Adversaries may compromise email accounts that can be used during targeting. Adversaries can use compromised email accounts to further their operations, such as leveraging them to conduct Phishing for Information, Phishing, or large-scale spam email campaigns. Utilizing an existing persona with a compromised email account may engender a level of trust in a potential victim if they have a relationship with, or knowledge of, the compromised persona. Compromised email accounts can also be used in the acquisition of infrastructure (ex: Domains).
A variety of methods exist for compromising email accounts, such as gathering credentials via Phishing for Information, purchasing credentials from third-party sites, brute forcing credentials (ex: password reuse from breach credential dumps), or paying employees, suppliers or business partners for access to credentials. Prior to compromising email accounts, adversaries may conduct Reconnaissance to inform decisions about which accounts to compromise to further their operation. Adversaries may target compromising well-known email accounts or domains from which malicious spam or Phishing emails may evade reputation-based email filtering rules.

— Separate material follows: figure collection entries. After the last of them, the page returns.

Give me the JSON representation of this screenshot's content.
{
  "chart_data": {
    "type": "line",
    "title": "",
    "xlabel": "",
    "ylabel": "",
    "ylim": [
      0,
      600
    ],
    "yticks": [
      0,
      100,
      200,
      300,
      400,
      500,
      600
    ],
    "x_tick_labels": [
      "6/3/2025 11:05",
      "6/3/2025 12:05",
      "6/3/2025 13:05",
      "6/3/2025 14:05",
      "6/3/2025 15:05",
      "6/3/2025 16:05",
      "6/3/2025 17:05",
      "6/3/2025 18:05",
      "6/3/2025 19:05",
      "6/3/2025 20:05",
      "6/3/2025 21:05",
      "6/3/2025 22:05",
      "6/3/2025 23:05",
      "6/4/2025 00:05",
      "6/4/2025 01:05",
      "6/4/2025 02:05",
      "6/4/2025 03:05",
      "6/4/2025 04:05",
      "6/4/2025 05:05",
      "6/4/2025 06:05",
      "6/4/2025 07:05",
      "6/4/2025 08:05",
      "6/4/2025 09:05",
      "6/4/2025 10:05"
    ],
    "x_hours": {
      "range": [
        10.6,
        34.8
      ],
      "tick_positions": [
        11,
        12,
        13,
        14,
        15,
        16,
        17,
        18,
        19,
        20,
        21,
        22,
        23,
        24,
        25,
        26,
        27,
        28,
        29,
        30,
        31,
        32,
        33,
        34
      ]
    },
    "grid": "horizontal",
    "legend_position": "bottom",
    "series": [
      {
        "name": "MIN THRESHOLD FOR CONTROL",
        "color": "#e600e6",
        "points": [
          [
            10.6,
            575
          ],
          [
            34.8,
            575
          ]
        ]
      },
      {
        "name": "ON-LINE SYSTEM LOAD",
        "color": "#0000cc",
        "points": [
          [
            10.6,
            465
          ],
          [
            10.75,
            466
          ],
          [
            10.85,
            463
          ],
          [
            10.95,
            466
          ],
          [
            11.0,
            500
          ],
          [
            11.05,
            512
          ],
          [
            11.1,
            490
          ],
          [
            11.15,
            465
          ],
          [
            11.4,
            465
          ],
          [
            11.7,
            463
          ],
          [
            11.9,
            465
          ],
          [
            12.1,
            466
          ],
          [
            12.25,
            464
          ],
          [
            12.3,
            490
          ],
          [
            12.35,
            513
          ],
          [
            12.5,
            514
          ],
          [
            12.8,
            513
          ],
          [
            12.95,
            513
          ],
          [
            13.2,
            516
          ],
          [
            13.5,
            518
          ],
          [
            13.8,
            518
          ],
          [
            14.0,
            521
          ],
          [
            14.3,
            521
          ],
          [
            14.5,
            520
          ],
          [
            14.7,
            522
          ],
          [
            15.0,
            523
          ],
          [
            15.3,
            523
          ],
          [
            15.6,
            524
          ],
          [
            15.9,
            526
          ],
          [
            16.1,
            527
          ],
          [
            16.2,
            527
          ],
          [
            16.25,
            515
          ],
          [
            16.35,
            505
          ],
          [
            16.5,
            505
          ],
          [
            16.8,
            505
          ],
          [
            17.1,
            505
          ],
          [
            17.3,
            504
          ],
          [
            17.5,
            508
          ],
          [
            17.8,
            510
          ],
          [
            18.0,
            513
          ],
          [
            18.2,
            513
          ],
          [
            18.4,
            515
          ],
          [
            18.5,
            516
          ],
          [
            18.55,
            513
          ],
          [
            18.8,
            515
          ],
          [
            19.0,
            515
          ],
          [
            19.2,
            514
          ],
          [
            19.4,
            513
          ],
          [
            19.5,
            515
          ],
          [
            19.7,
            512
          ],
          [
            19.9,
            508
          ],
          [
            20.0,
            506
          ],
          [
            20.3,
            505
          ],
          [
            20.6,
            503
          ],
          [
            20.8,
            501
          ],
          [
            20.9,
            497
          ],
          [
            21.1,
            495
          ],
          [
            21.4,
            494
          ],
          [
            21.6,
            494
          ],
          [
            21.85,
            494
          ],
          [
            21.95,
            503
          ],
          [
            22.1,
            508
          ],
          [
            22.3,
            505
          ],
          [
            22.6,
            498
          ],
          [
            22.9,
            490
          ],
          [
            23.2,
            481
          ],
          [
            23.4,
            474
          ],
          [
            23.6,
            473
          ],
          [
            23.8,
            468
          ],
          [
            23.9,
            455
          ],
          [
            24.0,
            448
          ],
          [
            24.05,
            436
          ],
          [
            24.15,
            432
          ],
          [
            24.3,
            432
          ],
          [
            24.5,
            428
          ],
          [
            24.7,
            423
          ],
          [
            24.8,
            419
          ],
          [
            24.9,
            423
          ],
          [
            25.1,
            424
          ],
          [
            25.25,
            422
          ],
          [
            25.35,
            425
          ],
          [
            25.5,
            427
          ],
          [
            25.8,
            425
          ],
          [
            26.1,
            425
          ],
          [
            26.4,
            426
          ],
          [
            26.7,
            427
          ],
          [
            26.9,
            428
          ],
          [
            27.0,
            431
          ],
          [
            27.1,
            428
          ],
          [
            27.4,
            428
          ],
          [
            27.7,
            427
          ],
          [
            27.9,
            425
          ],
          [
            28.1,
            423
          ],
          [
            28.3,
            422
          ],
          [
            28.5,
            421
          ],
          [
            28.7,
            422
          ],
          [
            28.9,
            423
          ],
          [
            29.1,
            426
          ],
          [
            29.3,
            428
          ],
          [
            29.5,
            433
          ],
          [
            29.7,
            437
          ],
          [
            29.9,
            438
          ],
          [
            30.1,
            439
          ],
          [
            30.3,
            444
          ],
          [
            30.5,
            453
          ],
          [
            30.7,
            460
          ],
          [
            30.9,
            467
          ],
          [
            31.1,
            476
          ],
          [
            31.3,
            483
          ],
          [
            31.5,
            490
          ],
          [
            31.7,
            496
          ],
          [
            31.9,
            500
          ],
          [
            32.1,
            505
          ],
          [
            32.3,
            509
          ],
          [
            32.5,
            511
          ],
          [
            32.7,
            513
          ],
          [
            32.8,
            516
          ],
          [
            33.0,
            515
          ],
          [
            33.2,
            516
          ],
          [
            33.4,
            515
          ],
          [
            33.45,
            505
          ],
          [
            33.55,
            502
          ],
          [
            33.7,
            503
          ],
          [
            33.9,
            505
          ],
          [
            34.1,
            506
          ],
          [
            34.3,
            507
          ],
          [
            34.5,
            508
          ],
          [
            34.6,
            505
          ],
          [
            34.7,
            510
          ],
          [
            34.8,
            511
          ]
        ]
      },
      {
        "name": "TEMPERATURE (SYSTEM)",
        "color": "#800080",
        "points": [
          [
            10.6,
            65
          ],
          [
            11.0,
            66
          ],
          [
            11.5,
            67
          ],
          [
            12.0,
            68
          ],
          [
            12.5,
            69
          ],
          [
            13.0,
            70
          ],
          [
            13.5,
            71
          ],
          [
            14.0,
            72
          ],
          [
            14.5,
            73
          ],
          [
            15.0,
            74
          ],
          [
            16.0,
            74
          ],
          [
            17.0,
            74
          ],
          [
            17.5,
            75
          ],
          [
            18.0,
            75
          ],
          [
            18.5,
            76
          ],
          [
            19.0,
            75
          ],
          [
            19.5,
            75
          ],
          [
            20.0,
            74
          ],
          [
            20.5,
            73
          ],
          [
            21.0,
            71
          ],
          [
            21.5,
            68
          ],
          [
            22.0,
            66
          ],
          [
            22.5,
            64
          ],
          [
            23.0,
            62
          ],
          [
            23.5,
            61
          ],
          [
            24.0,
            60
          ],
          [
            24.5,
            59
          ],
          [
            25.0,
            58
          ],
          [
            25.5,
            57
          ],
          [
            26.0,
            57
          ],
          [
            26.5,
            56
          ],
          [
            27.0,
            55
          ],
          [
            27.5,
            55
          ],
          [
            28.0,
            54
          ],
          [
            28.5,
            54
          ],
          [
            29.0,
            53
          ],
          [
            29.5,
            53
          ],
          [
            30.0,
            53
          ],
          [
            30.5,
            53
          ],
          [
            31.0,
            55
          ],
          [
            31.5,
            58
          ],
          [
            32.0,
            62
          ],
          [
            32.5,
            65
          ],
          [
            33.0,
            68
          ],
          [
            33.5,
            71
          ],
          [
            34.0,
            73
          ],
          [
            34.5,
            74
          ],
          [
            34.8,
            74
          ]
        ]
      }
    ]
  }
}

Adversaries can use a compromised email account to hijack existing email threads with targets of interest.
This technique cannot be easily mitigated with preventive controls since it is based on behaviors performed outside of the scope of enterprise defenses and controls.
Much of this activity will take place outside the visibility of the target organization, making detection of this behavior difficult. Detection efforts may be focused on related stages of the adversary lifecycle, such as during Initial Access (ex: Phishing).